Petit mammifère de la famille des castors et originaire d’Amérique latine, le ragondin s’est installé partout en France. Au point d’appauvrir l’environnement et de répandre une maladie, la leptospirose. Mais faute d’assez de prédateurs, il est difficile de rétablir l’équilibre écologique.
Les problèmes causés par le ragondin en France sont nés de la mode des manteaux de fourrure. Mammifères à la peau brun foncé et originaire d’Amérique latine, les ragondins ont été introduits en France au XIXe siècle afin d’être transformés en vêtements. De nombreuses fermes ont vu le jour, jusqu’à ce que la mode succombe à la crise économique des années 1930. La majorité des éleveurs ont alors relâché leurs ragondins dans la nature… qui ne les attendait pas. (...)
Le ragondin est déclaré nuisible dès 1937 par le ministère de l’Agriculture, qui a ouvert la voie à la destruction de l’animal par tous les moyens autorisés dans les départements concernés. Mais chasser ou piéger n’a pas suffi à éradiquer l’espèce, qui n’a pas de prédateur en France et qui se reproduit à une vitesse difficile à contenir : deux à trois portées par ans de cinq à sept petits chacune. « Leur prédateur, en Amérique latine, ce sont les caïmans et les jaguars, précise Paul Hurel, et l’on ne peut pas les introduire chez nous. » En France, le chien, le renard, le putois ou encore la loutre sont des prédateurs potentiels, mais insuffisants pour réguler la population de ragondins. (...)
Heureusement, le ragondin se déplace peu. Il s’installe dans des espaces de 2 à 3 hectares et ne les quitte pas, sauf sous la pression de sa propre démographie. « Ils gagnent du terrain, bond par bond, depuis les années 1930 », précise Paul Hurel, n’hésitant pas à goûter aux cultures s’ils ne trouvent pas de quoi se nourrir dans les cours d’eau. Avec leurs deux grandes incisives rouge-orangé, ils s’attaquent aux pâturages, aux épis de maïs, aux céréales en herbes, aux légumes et parfois même à l’écorce des jeunes arbres. (...)
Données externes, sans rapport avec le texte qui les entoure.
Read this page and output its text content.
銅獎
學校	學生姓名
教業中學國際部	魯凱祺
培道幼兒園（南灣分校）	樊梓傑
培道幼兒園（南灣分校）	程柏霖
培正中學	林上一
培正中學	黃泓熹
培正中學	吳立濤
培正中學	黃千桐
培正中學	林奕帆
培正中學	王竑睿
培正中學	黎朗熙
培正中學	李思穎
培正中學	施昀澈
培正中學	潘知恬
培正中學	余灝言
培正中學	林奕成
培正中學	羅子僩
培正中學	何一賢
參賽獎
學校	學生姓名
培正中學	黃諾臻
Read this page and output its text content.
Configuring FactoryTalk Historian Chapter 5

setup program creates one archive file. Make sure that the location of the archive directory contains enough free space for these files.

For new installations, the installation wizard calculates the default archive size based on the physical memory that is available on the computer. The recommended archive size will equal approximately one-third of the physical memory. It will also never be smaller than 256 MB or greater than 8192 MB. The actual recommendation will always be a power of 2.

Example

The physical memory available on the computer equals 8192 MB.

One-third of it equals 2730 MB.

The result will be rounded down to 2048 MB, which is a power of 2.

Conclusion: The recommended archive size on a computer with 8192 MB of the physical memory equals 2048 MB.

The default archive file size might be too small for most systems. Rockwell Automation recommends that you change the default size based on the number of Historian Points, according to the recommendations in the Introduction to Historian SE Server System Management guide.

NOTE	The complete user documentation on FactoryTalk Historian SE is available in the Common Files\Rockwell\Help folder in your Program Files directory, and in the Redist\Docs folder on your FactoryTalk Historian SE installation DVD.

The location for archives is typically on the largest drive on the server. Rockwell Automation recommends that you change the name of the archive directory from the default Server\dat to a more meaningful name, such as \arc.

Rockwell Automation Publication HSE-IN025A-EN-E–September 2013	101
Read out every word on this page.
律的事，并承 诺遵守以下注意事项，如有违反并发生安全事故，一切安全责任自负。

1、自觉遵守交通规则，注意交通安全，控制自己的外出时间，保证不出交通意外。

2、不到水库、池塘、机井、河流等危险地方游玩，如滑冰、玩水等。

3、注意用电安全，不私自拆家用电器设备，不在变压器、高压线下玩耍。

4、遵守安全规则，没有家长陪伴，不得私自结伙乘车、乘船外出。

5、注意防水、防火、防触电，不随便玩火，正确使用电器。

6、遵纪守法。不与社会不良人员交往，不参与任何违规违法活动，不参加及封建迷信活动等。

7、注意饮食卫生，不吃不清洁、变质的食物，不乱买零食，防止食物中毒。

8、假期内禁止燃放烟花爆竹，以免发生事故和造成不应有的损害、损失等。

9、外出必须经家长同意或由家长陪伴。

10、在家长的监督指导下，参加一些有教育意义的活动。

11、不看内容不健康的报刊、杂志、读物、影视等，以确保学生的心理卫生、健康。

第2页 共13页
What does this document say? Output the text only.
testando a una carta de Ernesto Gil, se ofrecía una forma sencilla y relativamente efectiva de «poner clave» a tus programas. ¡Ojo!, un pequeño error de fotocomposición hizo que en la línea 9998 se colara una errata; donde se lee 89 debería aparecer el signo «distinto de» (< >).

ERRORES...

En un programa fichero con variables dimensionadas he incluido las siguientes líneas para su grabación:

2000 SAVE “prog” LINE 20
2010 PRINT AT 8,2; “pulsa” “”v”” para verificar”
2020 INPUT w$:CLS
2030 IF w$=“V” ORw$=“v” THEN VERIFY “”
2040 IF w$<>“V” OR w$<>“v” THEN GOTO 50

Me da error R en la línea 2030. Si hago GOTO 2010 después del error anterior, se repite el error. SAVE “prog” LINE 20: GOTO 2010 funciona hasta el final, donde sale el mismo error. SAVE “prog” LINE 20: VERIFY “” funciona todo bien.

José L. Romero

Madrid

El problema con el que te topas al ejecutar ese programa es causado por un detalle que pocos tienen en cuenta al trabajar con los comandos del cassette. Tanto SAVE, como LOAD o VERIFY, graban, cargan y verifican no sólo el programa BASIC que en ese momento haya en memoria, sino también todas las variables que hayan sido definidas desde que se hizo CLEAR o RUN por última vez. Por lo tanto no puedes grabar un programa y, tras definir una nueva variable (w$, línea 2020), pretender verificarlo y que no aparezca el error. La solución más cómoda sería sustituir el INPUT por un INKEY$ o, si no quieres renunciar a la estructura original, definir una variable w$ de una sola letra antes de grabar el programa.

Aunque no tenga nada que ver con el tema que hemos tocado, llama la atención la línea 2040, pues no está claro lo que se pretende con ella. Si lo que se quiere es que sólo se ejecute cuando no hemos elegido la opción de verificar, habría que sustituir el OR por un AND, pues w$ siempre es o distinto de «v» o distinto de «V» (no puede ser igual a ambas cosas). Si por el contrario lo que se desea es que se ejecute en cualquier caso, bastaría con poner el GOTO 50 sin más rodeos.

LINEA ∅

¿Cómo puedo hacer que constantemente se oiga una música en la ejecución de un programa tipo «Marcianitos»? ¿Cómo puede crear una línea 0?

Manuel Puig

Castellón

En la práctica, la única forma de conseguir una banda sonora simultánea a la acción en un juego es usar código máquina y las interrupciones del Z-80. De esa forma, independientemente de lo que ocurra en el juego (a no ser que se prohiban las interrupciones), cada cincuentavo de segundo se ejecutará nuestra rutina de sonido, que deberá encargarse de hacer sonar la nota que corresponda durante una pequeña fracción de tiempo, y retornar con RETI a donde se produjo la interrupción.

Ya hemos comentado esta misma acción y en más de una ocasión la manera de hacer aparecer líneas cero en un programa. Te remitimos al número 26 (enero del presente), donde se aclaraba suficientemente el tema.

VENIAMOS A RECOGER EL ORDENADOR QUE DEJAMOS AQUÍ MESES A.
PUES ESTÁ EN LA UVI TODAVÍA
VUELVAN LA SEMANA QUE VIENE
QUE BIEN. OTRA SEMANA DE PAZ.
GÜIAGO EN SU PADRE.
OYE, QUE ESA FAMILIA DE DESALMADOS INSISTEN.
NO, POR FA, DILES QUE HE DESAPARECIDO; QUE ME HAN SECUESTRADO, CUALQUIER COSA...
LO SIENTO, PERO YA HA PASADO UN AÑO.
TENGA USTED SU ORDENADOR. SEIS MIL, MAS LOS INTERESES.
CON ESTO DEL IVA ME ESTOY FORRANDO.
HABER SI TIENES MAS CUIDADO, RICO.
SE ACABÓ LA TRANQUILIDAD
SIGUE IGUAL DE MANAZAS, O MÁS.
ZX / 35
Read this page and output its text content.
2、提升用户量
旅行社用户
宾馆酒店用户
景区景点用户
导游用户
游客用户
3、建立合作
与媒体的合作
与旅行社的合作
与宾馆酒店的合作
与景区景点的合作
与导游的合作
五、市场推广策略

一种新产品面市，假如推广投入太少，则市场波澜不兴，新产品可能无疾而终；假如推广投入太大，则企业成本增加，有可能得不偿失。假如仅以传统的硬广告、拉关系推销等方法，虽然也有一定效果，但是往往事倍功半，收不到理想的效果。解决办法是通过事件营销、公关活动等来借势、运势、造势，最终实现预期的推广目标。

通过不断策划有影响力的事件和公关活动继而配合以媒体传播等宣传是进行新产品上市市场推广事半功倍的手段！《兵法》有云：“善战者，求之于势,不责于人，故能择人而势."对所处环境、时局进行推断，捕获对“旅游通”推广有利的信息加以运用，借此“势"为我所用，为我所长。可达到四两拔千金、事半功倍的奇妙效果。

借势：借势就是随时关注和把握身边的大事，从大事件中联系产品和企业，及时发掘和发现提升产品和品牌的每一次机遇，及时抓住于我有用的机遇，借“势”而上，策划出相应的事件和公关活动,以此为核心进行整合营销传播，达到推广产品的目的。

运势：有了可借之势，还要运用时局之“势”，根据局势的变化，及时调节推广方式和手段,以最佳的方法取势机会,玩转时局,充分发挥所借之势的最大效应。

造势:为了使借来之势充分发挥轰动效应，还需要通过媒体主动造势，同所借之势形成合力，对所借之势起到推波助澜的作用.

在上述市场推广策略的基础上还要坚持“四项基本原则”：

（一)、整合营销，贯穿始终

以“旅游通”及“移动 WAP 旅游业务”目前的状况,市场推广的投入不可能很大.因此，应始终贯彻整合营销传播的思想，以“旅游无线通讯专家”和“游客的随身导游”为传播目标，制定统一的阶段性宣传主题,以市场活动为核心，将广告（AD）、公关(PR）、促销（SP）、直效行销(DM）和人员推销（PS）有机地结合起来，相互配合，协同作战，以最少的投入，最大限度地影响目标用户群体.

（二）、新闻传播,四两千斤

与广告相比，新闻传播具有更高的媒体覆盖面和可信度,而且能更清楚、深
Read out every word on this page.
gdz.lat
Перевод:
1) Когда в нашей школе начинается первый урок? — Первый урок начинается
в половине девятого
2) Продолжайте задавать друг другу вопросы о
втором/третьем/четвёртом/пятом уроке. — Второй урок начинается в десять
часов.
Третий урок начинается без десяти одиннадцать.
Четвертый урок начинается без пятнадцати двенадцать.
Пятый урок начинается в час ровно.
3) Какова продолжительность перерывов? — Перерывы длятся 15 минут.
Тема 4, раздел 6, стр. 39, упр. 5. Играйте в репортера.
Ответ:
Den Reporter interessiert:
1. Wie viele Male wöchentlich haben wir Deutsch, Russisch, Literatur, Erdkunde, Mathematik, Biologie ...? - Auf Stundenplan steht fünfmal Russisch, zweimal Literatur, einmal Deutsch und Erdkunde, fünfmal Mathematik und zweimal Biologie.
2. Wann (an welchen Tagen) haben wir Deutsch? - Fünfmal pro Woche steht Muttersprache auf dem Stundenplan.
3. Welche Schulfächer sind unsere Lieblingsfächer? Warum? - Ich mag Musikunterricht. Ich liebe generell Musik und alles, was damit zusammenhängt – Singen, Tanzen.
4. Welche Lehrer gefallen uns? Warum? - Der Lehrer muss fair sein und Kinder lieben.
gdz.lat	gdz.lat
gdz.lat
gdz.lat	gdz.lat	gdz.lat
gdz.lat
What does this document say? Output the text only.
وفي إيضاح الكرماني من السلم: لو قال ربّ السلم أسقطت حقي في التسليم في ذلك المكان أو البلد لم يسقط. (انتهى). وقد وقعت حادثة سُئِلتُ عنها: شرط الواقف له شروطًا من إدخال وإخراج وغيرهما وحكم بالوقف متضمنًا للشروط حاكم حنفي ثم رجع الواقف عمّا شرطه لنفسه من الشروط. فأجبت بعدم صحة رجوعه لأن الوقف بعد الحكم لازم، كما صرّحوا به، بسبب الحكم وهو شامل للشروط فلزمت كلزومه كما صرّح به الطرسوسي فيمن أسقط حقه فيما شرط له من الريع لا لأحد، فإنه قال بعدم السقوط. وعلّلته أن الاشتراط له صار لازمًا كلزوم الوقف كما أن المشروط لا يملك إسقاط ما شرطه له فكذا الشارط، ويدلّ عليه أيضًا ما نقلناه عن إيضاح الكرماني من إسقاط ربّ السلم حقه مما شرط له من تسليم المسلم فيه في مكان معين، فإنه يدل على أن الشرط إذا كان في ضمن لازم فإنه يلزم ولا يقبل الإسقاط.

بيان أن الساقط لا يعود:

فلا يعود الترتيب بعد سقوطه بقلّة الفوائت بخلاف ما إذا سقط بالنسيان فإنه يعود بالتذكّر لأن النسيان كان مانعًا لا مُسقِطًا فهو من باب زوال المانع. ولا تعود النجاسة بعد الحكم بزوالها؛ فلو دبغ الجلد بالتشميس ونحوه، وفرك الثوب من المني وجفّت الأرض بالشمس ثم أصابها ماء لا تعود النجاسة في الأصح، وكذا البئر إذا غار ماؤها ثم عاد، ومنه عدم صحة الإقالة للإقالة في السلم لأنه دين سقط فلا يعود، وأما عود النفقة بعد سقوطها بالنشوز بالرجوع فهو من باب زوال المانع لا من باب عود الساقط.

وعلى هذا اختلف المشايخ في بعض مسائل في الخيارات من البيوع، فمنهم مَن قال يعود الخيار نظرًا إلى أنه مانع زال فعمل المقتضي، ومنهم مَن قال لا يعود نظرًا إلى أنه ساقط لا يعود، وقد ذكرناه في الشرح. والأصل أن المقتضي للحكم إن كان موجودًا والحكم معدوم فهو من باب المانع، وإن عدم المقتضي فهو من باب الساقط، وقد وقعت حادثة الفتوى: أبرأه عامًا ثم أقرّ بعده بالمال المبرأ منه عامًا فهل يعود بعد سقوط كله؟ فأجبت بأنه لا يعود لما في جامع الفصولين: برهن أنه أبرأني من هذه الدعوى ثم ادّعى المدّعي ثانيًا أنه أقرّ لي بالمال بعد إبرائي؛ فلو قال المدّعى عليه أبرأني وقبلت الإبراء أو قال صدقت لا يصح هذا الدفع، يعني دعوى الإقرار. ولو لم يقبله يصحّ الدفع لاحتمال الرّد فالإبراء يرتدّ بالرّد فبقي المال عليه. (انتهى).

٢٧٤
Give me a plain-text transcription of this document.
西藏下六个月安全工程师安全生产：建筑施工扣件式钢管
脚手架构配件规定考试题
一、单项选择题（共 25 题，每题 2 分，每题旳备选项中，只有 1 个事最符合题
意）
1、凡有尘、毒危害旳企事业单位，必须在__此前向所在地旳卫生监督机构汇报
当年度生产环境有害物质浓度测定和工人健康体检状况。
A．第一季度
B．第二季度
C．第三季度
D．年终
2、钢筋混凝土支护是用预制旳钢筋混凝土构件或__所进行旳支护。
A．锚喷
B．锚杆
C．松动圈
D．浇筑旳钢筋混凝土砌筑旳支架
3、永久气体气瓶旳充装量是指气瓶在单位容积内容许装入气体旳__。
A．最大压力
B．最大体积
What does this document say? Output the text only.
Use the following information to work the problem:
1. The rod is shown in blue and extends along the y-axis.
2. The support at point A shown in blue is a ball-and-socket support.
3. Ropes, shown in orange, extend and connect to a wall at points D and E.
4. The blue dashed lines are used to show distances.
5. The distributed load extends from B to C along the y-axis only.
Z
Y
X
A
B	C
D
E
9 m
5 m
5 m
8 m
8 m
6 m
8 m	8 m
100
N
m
Présent également en ville, le ragondin creuse parfois sous les infrastructures humaines, comme les trottoirs ou les routes, qui menacent parfois de s’effondrer à cause de cela. « Les travaux de réparation peuvent alors se compter en milliers d’euros », estime Paul Hurel. (...)
Plus grave encore que les dégâts matériels, le ragondin est une menace sanitaire. Ce rongeur, qui se déplace dans l’eau, tête et hanche submergées, peut véhiculer plusieurs maladies, dont la leptospirose, une pathologie grave qui se transmet dans l’eau via l’urine des animaux porteurs. D’après Florence Ayral, épidémiologiste qui travaille sur l’effet de ce mammifère sur la santé publique, 12 % des ragondins sont porteurs de la bactérie : « Les conséquences du ragondin sur l’environnement sont un sujet d’actualité, dit l’experte. L’homme, mais également les chiens, les élevages bovins, caprins, ovins et d’autres espèces de la faune sauvage peuvent s’infecter au contact de cet environnement contaminé. » La leptospirose occasionne des troubles hépatiques et rénaux graves. (...) En 2014, dernière année de recensement, 628 personnes ont été contaminées par la leptospirose en France, la plus forte incidence jamais enregistrée. Le ragondin n’est pas le seul rongeur porteur de cette maladie, véhiculée également par le rat musqué ou le hérisson, mais la croissance de sa population induit une augmentation du risque de contamination. (...)
Pour lutter contre le ragondin, les moyens n’ont pas changé. Capture et chasse sont les deux solutions prônées par l’ONCFS et les fédérations régionales de défense contre les organismes nuisibles (Fredon). Il existe bien des techniques de prévention, comme boucher les terriers ou gêner l’installation des populations, mais, en l’absence de prédateurs, elles ne sont pas suffisantes pour une régulation significative. (...)
« Éradiquer le ragondin, on ne pourra pas, précise Paul Hurel, on arrive trop tard. Dans l’ensemble, si on veut limiter son impact, il faut cibler les secteurs que l’on veut protéger et redoubler d’efforts de chasse et de piégeage dans ces zones-là. En tant que particuliers, pour nous aider, la seule chose à faire c’est de contacter les fédérations de chasseurs ou des piégeurs agréés. »
Pour éviter un problème de santé publique et protéger la biodiversité, les experts jugent qu’il faudrait mettre les bouchées doubles pour limiter la propagation de cette « espèce exotique et envahissante par excellence ».